Он увидел диадему и его руки опустились.
— Да!.. Великая иерофантида… — прошептала она.
— О, мое божество! Увидеть тебя более прекрасной, чем когда-либо, и увидеть тебя только за тем, чтобы снова потерять! — воскликнул он, в отчаянии закрывая лицо руками.
— О! скажи, что ты снимешь с себя диадему, скажи мне, что все это исчезнет, как дым… Скажи мне, что меня не напрасно влекла сюда надежда на счастье… — как горячая мольба раздавались эти его слова.
Вдруг он выпрямился.
— Ты думаешь, что я остановлюсь перед этой хрупкой преградой. Что мне до твоей диадемы, до твоей религии, до твоего храма! Вся Персия знает мое имя. Мой флот самый сильный на всех морях. Когда я вхожу во дворец Экбатаны, ударяют в медные гонги, и весь город падает ниц и умолкает. Ты поедешь со мною во дворец Экбатаны! Я совершил такой далекий путь не за тем, чтобы уехать без тебя… Ты простишь меня, когда будешь счастлива!..
— Конон, — возразила спокойно Эринна строгим голосом, — сыны Афин любят свое отечество и чтут своих богов…
И она устремила на него такой взгляд, что под тяжестью его Конон невольно опустился перед нею на колени.
— Я виноват, да, я виноват. Я не стану употреблять насилия. Прости меня. Не осуждай меня… я так люблю тебя. Почему ты отталкиваешь меня?..

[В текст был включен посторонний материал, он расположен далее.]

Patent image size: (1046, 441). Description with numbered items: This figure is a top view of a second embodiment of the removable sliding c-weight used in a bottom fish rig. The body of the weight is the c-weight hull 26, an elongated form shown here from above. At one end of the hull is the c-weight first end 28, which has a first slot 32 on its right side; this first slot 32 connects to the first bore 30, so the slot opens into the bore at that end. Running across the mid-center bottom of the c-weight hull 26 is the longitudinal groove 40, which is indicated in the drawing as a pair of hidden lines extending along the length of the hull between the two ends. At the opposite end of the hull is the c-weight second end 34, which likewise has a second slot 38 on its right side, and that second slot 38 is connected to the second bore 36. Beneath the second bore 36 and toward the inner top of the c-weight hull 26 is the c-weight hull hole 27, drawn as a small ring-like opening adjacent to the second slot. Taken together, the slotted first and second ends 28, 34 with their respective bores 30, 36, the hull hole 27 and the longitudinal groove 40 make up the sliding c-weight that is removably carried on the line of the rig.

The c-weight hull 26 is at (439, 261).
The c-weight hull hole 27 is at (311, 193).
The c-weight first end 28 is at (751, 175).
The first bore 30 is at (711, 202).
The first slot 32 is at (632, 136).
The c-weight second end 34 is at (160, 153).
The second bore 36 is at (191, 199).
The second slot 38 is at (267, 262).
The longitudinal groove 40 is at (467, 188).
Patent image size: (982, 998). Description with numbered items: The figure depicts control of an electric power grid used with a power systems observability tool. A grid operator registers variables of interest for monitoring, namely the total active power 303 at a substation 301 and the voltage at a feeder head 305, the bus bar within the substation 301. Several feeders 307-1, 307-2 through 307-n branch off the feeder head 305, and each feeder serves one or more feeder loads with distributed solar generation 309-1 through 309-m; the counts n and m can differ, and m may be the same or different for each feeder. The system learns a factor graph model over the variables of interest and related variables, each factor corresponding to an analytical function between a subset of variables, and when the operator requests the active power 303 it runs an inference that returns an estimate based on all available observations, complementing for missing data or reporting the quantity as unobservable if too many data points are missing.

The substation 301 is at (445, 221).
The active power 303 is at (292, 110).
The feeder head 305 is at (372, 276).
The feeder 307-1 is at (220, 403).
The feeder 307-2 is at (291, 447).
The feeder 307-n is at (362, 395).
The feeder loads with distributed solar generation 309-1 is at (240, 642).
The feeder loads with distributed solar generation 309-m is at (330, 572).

Она опустила голову… Ей нужно было время, чтобы овладеть собою и ответить ему твердым, а не дрожащим от волнения голосом.
— Я не отталкиваю тебя, я бедная девушка… я, если хочешь, твоя несчастная сестра…
Уверяю тебя, что сердце мое стремится к тебе. Каждый день, в течение этих долгих лет я думала о тебе. Значит, ты не знаешь сердца женщины! Сколько раз я звала тебя… Как безумно хотелось мне увидеть тебя… Я не могу сказать всего: я иерофантида… я дала клятву. Но неужели ты не видишь… неужели ты не видишь…
Она подняла глаза, слезы блестели на ее длинных ресницах.
— Разве ты не понимаешь, что я называю тебя своим братом, чтобы не броситься в твои объятия!..
— О! — воскликнул Конон, — иди, они ждут тебя! Я унесу тебя в чудесные страны! Мы увезем из Афин только веточку апельсина в цвету. У меня есть воины, чтобы помочь тебе бежать, у меня есть корабли…
— Бежать, — переспросила Эринна. — Ты предлагаешь мне бежать… Нет. Теперь я мох этих камней. Уже шесть лет, как я дала клятву отречения… Я не имела права покидать святого старца, который называл меня своею дочерью… Я не имею права покинуть землю, в которой теперь покоятся его кости, покинуть священный храм, где еще обитает его душа… Я не могу… Я этого не хочу…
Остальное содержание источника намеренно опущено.